Em 2002, a maior desconfiança em relação a Lula vinha do empresariado. Ele resolveu o problema com uma carta revelando suas intenções para com o mundo dos negócios e um empresário na chapa. Acalmou o mercado financeiro e venceu as eleições.

Boa parte do empresariado continua sem confiar em Lula, mas pesquisas e levantamentos revelam que não existe temor em relação a um novo governo comandado por ele. Há até quem diga que os empresários e o mercado financeiro, em particular, ganharam bem mais com Lula no governo.

Alckmin foi escolhido para resolver alguns problemas-chaves de Lula e resultados positivos parecem já terem sido entregues.

Um deles, primordial, vencer a desconfiança do mundo da política de que Lula estaria voltando para se vingar do impeachment. Com Alckmin ao lado, Lula envia mensagens de superação.

Outro, fundamental, é tentar impedir o discurso do bolsonarismo de que ele seria um comunista e um esquerdista radical, além de buscar aplacar o antipetismo nas regiões mais ricas. Parece que houve avanço nestes itens, tanto que Bolsonaro elegeu “o bem contra o mal” como slogan de campanha, tirando o foco de cima da pura ideologia e do partido.

Existe ainda a questão eleitoral.

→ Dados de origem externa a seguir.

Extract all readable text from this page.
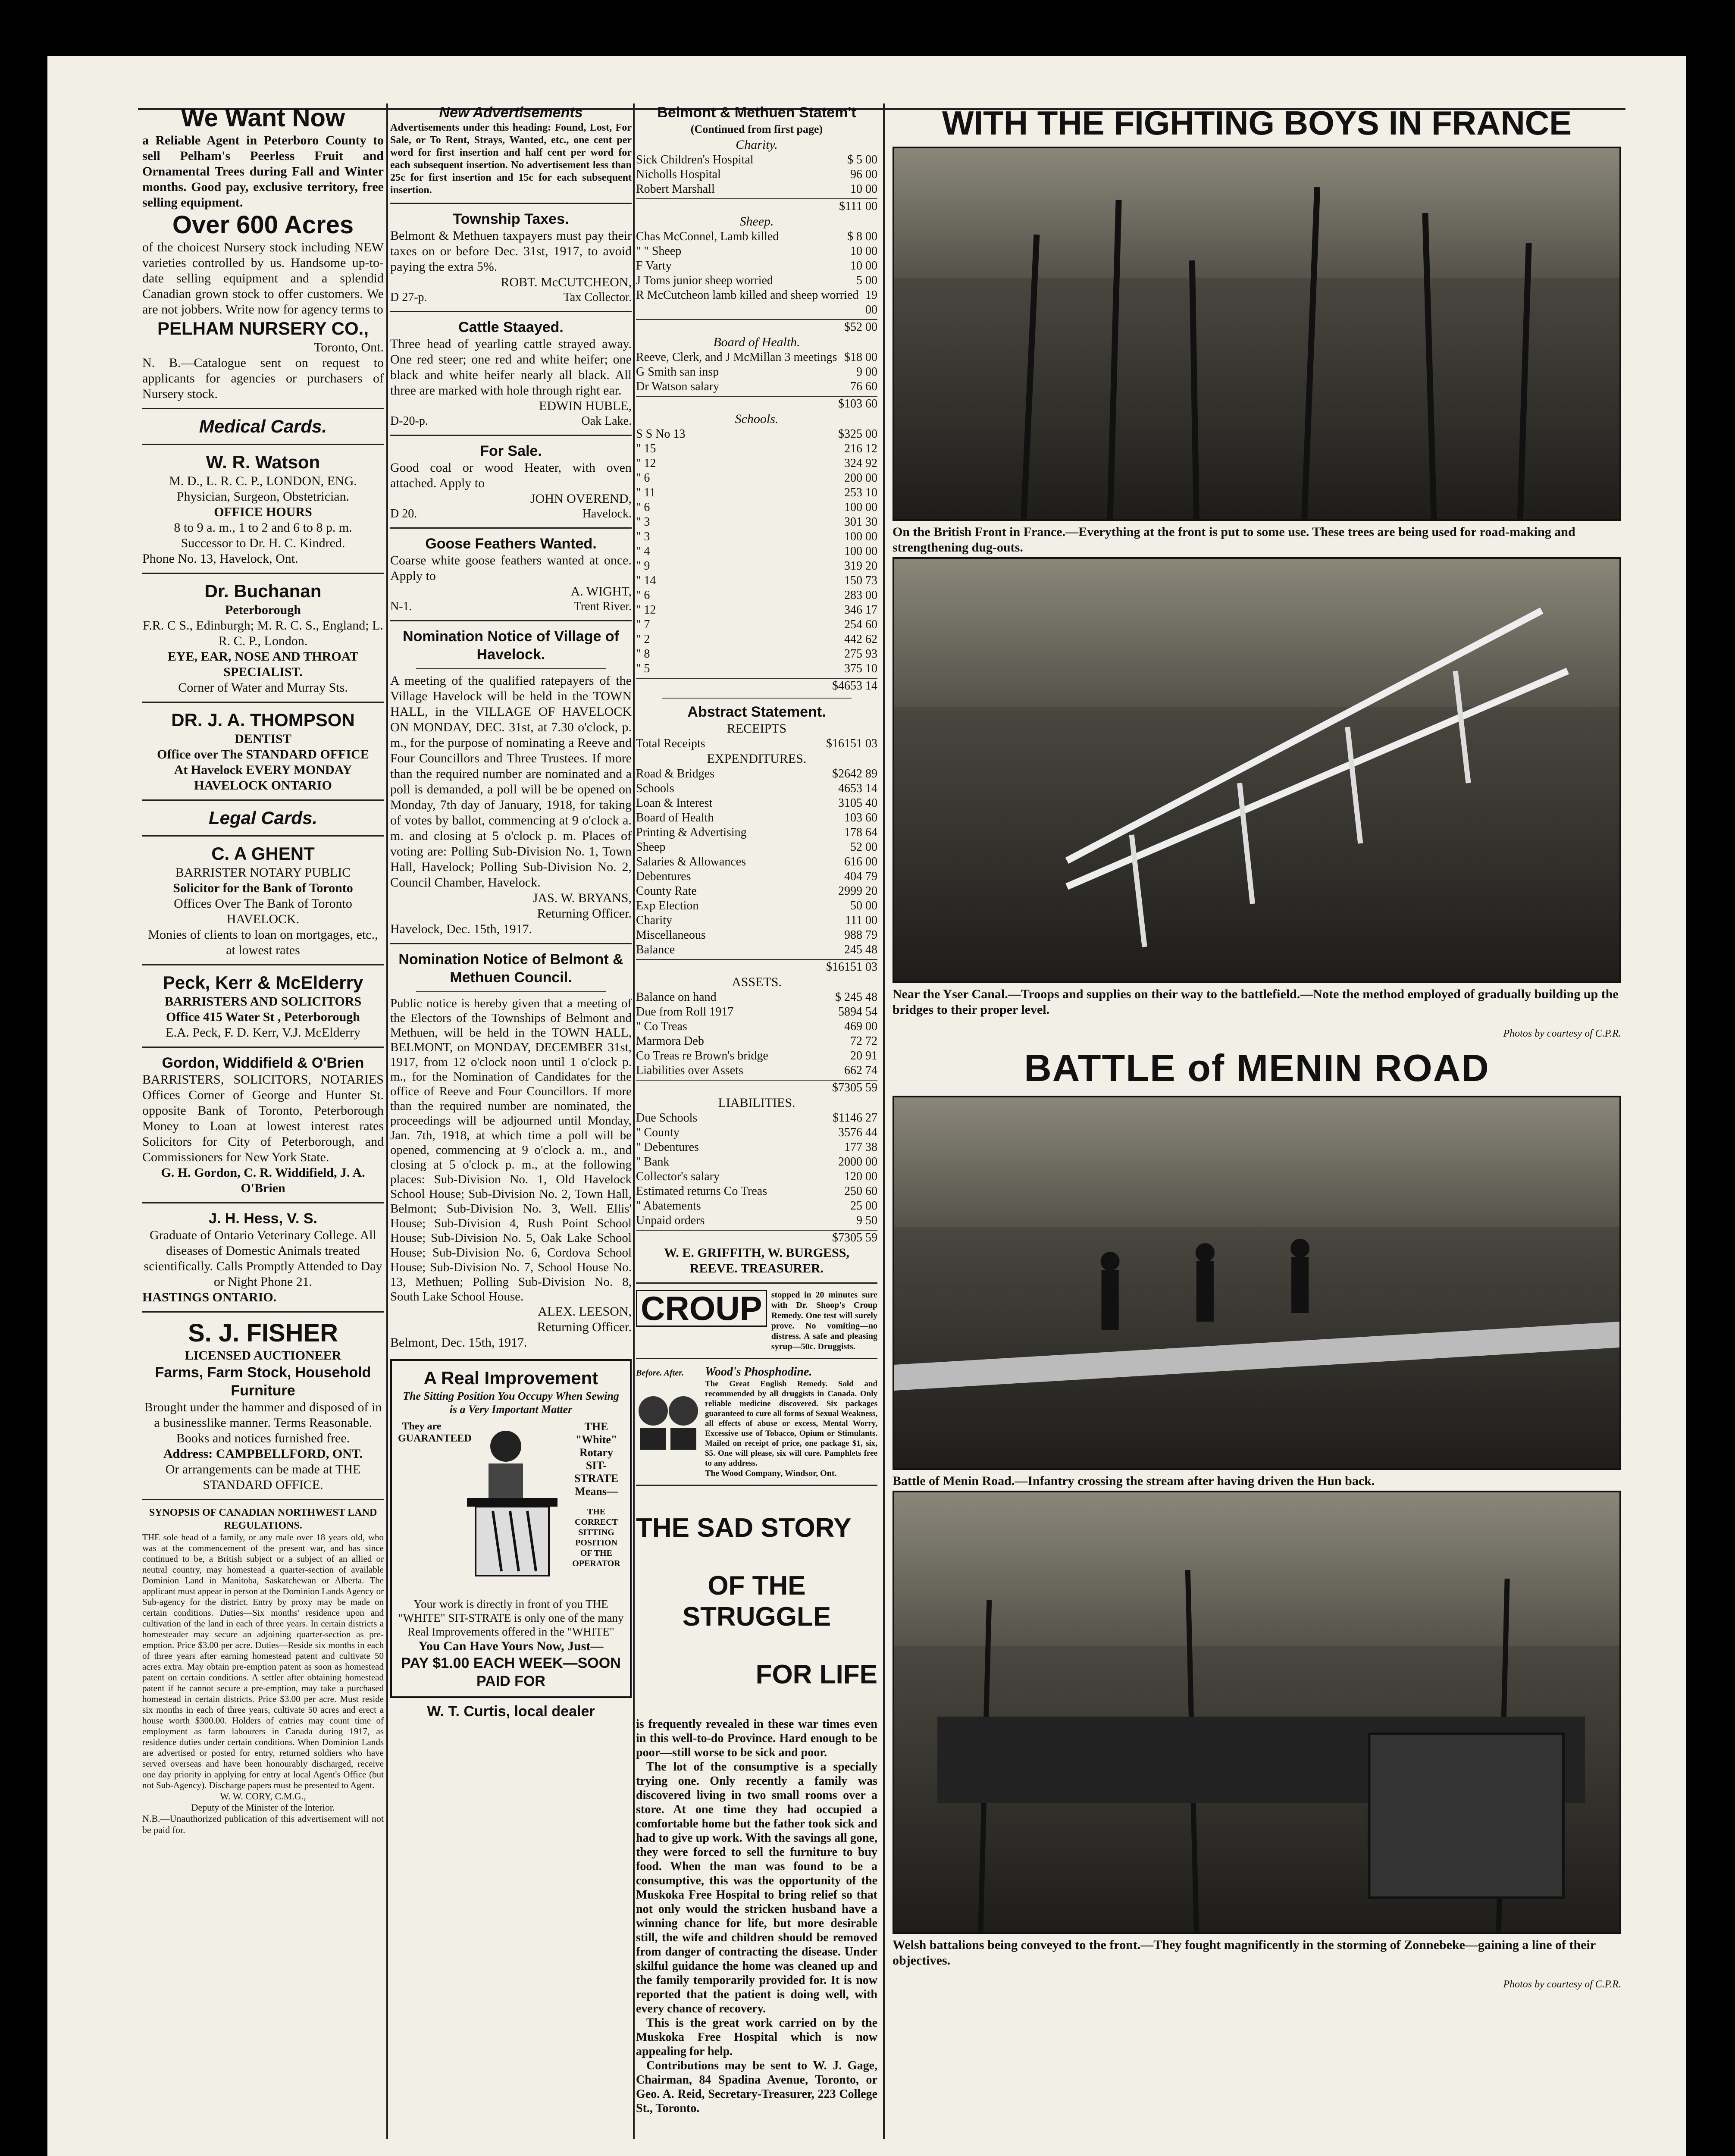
We Want Now

a Reliable Agent in Peterboro County to sell Pelham's Peerless Fruit and Ornamental Trees during Fall and Winter months. Good pay, exclusive territory, free selling equipment.

Over 600 Acres

of the choicest Nursery stock including NEW varieties controlled by us. Handsome up-to-date selling equipment and a splendid Canadian grown stock to offer customers. We are not jobbers. Write now for agency terms to

PELHAM NURSERY CO.,

Toronto, Ont.

N. B.—Catalogue sent on request to applicants for agencies or purchasers of Nursery stock.

Medical Cards.

W. R. Watson

M. D., L. R. C. P., LONDON, ENG.

Physician, Surgeon, Obstetrician.

OFFICE HOURS

8 to 9 a. m., 1 to 2 and 6 to 8 p. m.

Successor to Dr. H. C. Kindred.

Phone No. 13, Havelock, Ont.

Dr. Buchanan

Peterborough

F.R. C S., Edinburgh; M. R. C. S., England; L. R. C. P., London.

EYE, EAR, NOSE AND THROAT SPECIALIST.

Corner of Water and Murray Sts.

DR. J. A. THOMPSON

DENTIST

Office over The STANDARD OFFICE

At Havelock EVERY MONDAY

HAVELOCK ONTARIO

Legal Cards.

C. A GHENT

BARRISTER NOTARY PUBLIC

Solicitor for the Bank of Toronto

Offices Over The Bank of Toronto

HAVELOCK.

Monies of clients to loan on mortgages, etc., at lowest rates

Peck, Kerr & McElderry

BARRISTERS AND SOLICITORS

Office 415 Water St , Peterborough

E.A. Peck, F. D. Kerr, V.J. McElderry

Gordon, Widdifield & O'Brien

BARRISTERS, SOLICITORS, NOTARIES Offices Corner of George and Hunter St. opposite Bank of Toronto, Peterborough Money to Loan at lowest interest rates Solicitors for City of Peterborough, and Commissioners for New York State.

G. H. Gordon, C. R. Widdifield, J. A. O'Brien

J. H. Hess, V. S.

Graduate of Ontario Veterinary College. All diseases of Domestic Animals treated scientifically. Calls Promptly Attended to Day or Night Phone 21.

HASTINGS ONTARIO.

S. J. FISHER

LICENSED AUCTIONEER

Farms, Farm Stock, Household Furniture

Brought under the hammer and disposed of in a businesslike manner. Terms Reasonable. Books and notices furnished free.

Address: CAMPBELLFORD, ONT.

Or arrangements can be made at THE STANDARD OFFICE.

SYNOPSIS OF CANADIAN NORTHWEST LAND REGULATIONS.

THE sole head of a family, or any male over 18 years old, who was at the commencement of the present war, and has since continued to be, a British subject or a subject of an allied or neutral country, may homestead a quarter-section of available Dominion Land in Manitoba, Saskatchewan or Alberta. The applicant must appear in person at the Dominion Lands Agency or Sub-agency for the district. Entry by proxy may be made on certain conditions. Duties—Six months' residence upon and cultivation of the land in each of three years. In certain districts a homesteader may secure an adjoining quarter-section as pre-emption. Price $3.00 per acre. Duties—Reside six months in each of three years after earning homestead patent and cultivate 50 acres extra. May obtain pre-emption patent as soon as homestead patent on certain conditions. A settler after obtaining homestead patent if he cannot secure a pre-emption, may take a purchased homestead in certain districts. Price $3.00 per acre. Must reside six months in each of three years, cultivate 50 acres and erect a house worth $300.00. Holders of entries may count time of employment as farm labourers in Canada during 1917, as residence duties under certain conditions. When Dominion Lands are advertised or posted for entry, returned soldiers who have served overseas and have been honourably discharged, receive one day priority in applying for entry at local Agent's Office (but not Sub-Agency). Discharge papers must be presented to Agent.

W. W. CORY, C.M.G.,

Deputy of the Minister of the Interior.

N.B.—Unauthorized publication of this advertisement will not be paid for.

New Advertisements

Advertisements under this heading: Found, Lost, For Sale, or To Rent, Strays, Wanted, etc., one cent per word for first insertion and half cent per word for each subsequent insertion. No advertisement less than 25c for first insertion and 15c for each subsequent insertion.

Township Taxes.

Belmont & Methuen taxpayers must pay their taxes on or before Dec. 31st, 1917, to avoid paying the extra 5%.

ROBT. McCUTCHEON,

D 27-p.	Tax Collector.

Cattle Staayed.

Three head of yearling cattle strayed away. One red steer; one red and white heifer; one black and white heifer nearly all black. All three are marked with hole through right ear.

EDWIN HUBLE,

D-20-p.	Oak Lake.

For Sale.

Good coal or wood Heater, with oven attached. Apply to

JOHN OVEREND,

D 20.	Havelock.

Goose Feathers Wanted.

Coarse white goose feathers wanted at once. Apply to

A. WIGHT,

N-1.	Trent River.

Nomination Notice of Village of Havelock.

A meeting of the qualified ratepayers of the Village Havelock will be held in the TOWN HALL, in the VILLAGE OF HAVELOCK ON MONDAY, DEC. 31st, at 7.30 o'clock, p. m., for the purpose of nominating a Reeve and Four Councillors and Three Trustees. If more than the required number are nominated and a poll is demanded, a poll will be be opened on Monday, 7th day of January, 1918, for taking of votes by ballot, commencing at 9 o'clock a. m. and closing at 5 o'clock p. m. Places of voting are: Polling Sub-Division No. 1, Town Hall, Havelock; Polling Sub-Division No. 2, Council Chamber, Havelock.

JAS. W. BRYANS,

Returning Officer.

Havelock, Dec. 15th, 1917.

Nomination Notice of Belmont & Methuen Council.

Public notice is hereby given that a meeting of the Electors of the Townships of Belmont and Methuen, will be held in the TOWN HALL, BELMONT, on MONDAY, DECEMBER 31st, 1917, from 12 o'clock noon until 1 o'clock p. m., for the Nomination of Candidates for the office of Reeve and Four Councillors. If more than the required number are nominated, the proceedings will be adjourned until Monday, Jan. 7th, 1918, at which time a poll will be opened, commencing at 9 o'clock a. m., and closing at 5 o'clock p. m., at the following places: Sub-Division No. 1, Old Havelock School House; Sub-Division No. 2, Town Hall, Belmont; Sub-Division No. 3, Well. Ellis' House; Sub-Division 4, Rush Point School House; Sub-Division No. 5, Oak Lake School House; Sub-Division No. 6, Cordova School House; Sub-Division No. 7, School House No. 13, Methuen; Polling Sub-Division No. 8, South Lake School House.

ALEX. LEESON,

Returning Officer.

Belmont, Dec. 15th, 1917.

A Real Improvement

The Sitting Position You Occupy When Sewing is a Very Important Matter

They are GUARANTEED

THE "White" Rotary SIT-STRATE Means—

THE CORRECT SITTING POSITION OF THE OPERATOR

Your work is directly in front of you THE "WHITE" SIT-STRATE is only one of the many Real Improvements offered in the "WHITE"

You Can Have Yours Now, Just—

PAY $1.00 EACH WEEK—SOON PAID FOR

W. T. Curtis, local dealer

Belmont & Methuen Statem't

(Continued from first page)

Charity.

Sick Children's Hospital	$ 5 00
Nicholls Hospital	96 00
Robert Marshall	10 00
$111 00

Sheep.

Chas McConnel, Lamb killed	$ 8 00
" " Sheep	10 00
F Varty	10 00
J Toms junior sheep worried	5 00
R McCutcheon lamb killed and sheep worried 19 00
$52 00

Board of Health.

Reeve, Clerk, and J McMillan 3 meetings $18 00
G Smith san insp	9 00
Dr Watson salary	76 60
$103 60

Schools.

S S No 13	$325 00
" 15	216 12
" 12	324 92
" 6	200 00
" 11	253 10
" 6	100 00
" 3	301 30
" 3	100 00
" 4	100 00
" 9	319 20
" 14	150 73
" 6	283 00
" 12	346 17
" 7	254 60
" 2	442 62
" 8	275 93
" 5	375 10
$4653 14

Abstract Statement.

RECEIPTS

Total Receipts	$16151 03

EXPENDITURES.

Road & Bridges	$2642 89
Schools	4653 14
Loan & Interest	3105 40
Board of Health	103 60
Printing & Advertising	178 64
Sheep	52 00
Salaries & Allowances	616 00
Debentures	404 79
County Rate	2999 20
Exp Election	50 00
Charity	111 00
Miscellaneous	988 79
Balance	245 48
$16151 03

ASSETS.

Balance on hand	$ 245 48
Due from Roll 1917	5894 54
" Co Treas	469 00
Marmora Deb	72 72
Co Treas re Brown's bridge	20 91
Liabilities over Assets	662 74
$7305 59

LIABILITIES.

Due Schools	$1146 27
" County	3576 44
" Debentures	177 38
" Bank	2000 00
Collector's salary	120 00
Estimated returns Co Treas	250 60
" Abatements	25 00
Unpaid orders	9 50
$7305 59

W. E. GRIFFITH, W. BURGESS,

REEVE. TREASURER.

CROUP	stopped in 20 minutes sure with Dr. Shoop's Croup Remedy. One test will surely prove. No vomiting—no distress. A safe and pleasing syrup—50c. Druggists.

Before. After.	Wood's Phosphodine.

The Great English Remedy. Sold and recommended by all druggists in Canada. Only reliable medicine discovered. Six packages guaranteed to cure all forms of Sexual Weakness, all effects of abuse or excess, Mental Worry, Excessive use of Tobacco, Opium or Stimulants. Mailed on receipt of price, one package $1, six, $5. One will please, six will cure. Pamphlets free to any address.

The Wood Company, Windsor, Ont.

THE SAD STORY

OF THE STRUGGLE

FOR LIFE

is frequently revealed in these war times even in this well-to-do Province. Hard enough to be poor—still worse to be sick and poor.

The lot of the consumptive is a specially trying one. Only recently a family was discovered living in two small rooms over a store. At one time they had occupied a comfortable home but the father took sick and had to give up work. With the savings all gone, they were forced to sell the furniture to buy food. When the man was found to be a consumptive, this was the opportunity of the Muskoka Free Hospital to bring relief so that not only would the stricken husband have a winning chance for life, but more desirable still, the wife and children should be removed from danger of contracting the disease. Under skilful guidance the home was cleaned up and the family temporarily provided for. It is now reported that the patient is doing well, with every chance of recovery.

This is the great work carried on by the Muskoka Free Hospital which is now appealing for help.

Contributions may be sent to W. J. Gage, Chairman, 84 Spadina Avenue, Toronto, or Geo. A. Reid, Secretary-Treasurer, 223 College St., Toronto.

WITH THE FIGHTING BOYS IN FRANCE

On the British Front in France.—Everything at the front is put to some use. These trees are being used for road-making and strengthening dug-outs.

Near the Yser Canal.—Troops and supplies on their way to the battlefield.—Note the method employed of gradually building up the bridges to their proper level.

Photos by courtesy of C.P.R.

BATTLE of MENIN ROAD

Battle of Menin Road.—Infantry crossing the stream after having driven the Hun back.

Welsh battalions being conveyed to the front.—They fought magnificently in the storming of Zonnebeke—gaining a line of their objectives.

Photos by courtesy of C.P.R.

O Sudeste será essencial. Bolsonaro lidera no Centro-Oeste e no Sul. Lula lidera disparado no Nordeste e com alguma vantagem no Norte. As pesquisas indicam que Lula pode dividir bem no Rio e em Minas Gerais, mas não pode deixar Bolsonaro vencer com folga em São Paulo, onde e existe um forte antipetista no interior, território no qual Alckmin reinava bem.

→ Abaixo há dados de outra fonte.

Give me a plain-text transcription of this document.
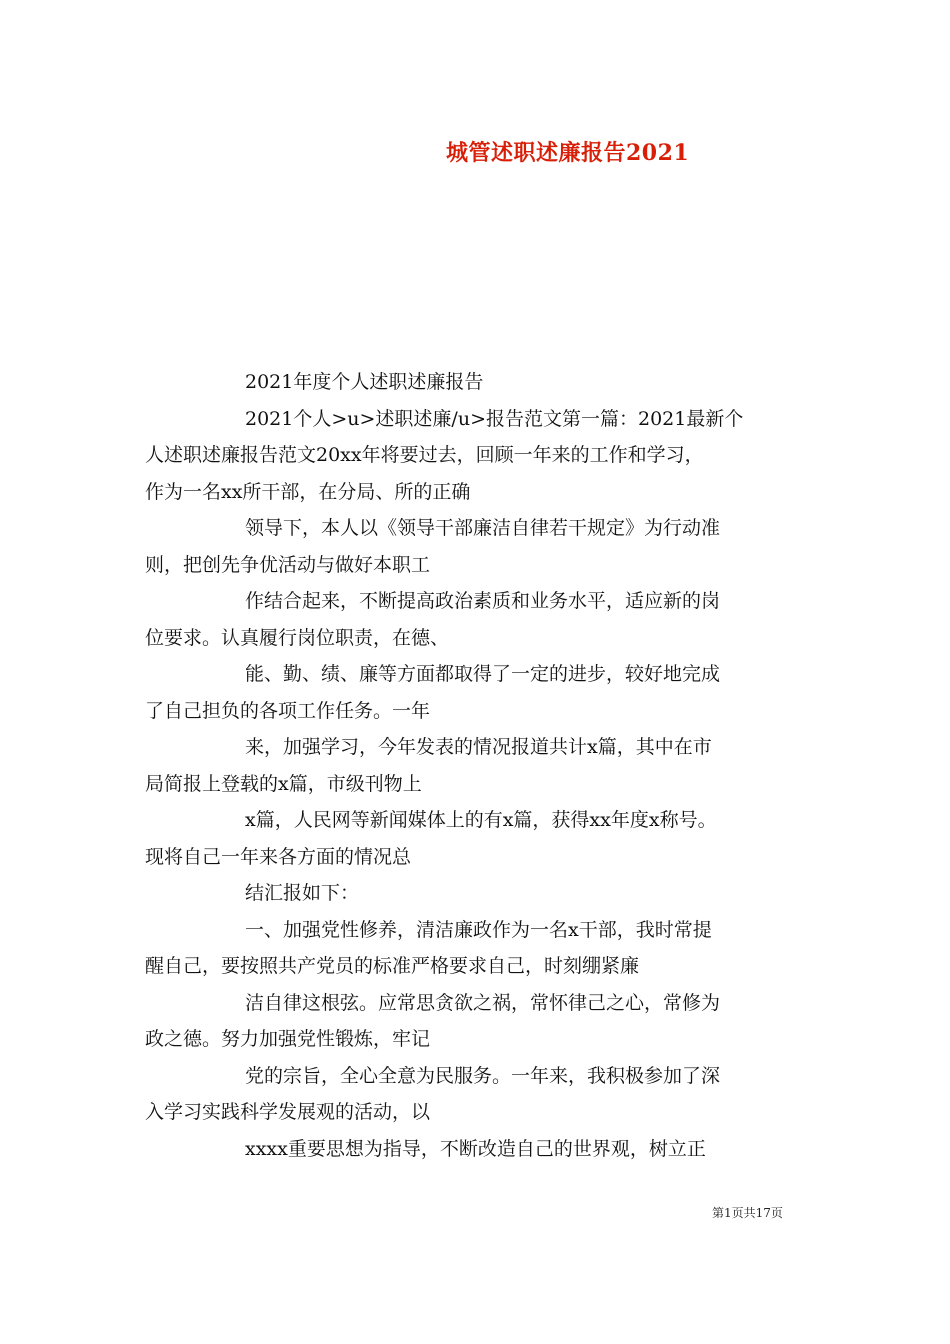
城管述职述廉报告2021
2021年度个人述职述廉报告
2021个人>u>述职述廉/u>报告范文第一篇：2021最新个
人述职述廉报告范文20xx年将要过去，回顾一年来的工作和学习，
作为一名xx所干部，在分局、所的正确
领导下，本人以《领导干部廉洁自律若干规定》为行动准
则，把创先争优活动与做好本职工
作结合起来，不断提高政治素质和业务水平，适应新的岗
位要求。认真履行岗位职责，在德、
能、勤、绩、廉等方面都取得了一定的进步，较好地完成
了自己担负的各项工作任务。一年
来，加强学习，今年发表的情况报道共计x篇，其中在市
局简报上登载的x篇，市级刊物上
x篇，人民网等新闻媒体上的有x篇，获得xx年度x称号。
现将自己一年来各方面的情况总
结汇报如下：
一、加强党性修养，清洁廉政作为一名x干部，我时常提
醒自己，要按照共产党员的标准严格要求自己，时刻绷紧廉
洁自律这根弦。应常思贪欲之祸，常怀律己之心，常修为
政之德。努力加强党性锻炼，牢记
党的宗旨，全心全意为民服务。一年来，我积极参加了深
入学习实践科学发展观的活动，以
xxxx重要思想为指导，不断改造自己的世界观，树立正
第1页共17页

Lógico que, com o ex-tucano, Lula tenta posicionar a campanha ao centro do espectro político, avaliando, com certeza, que o conservadorismo de direita liderado por Bolsonaro é muito forte e que precisa de uma aliança mais ampla para enfrentá-lo.

Ah! Mas Alckmin esculhambava Lula e era esculhambado pelo petista. Bolsonaro também esculhambava os políticos do Centrão e hoje vivem de braços dados. Este item talvez não tenha nenhum peso na campanha, que talvez gire sobre a economia e temas ideológicos.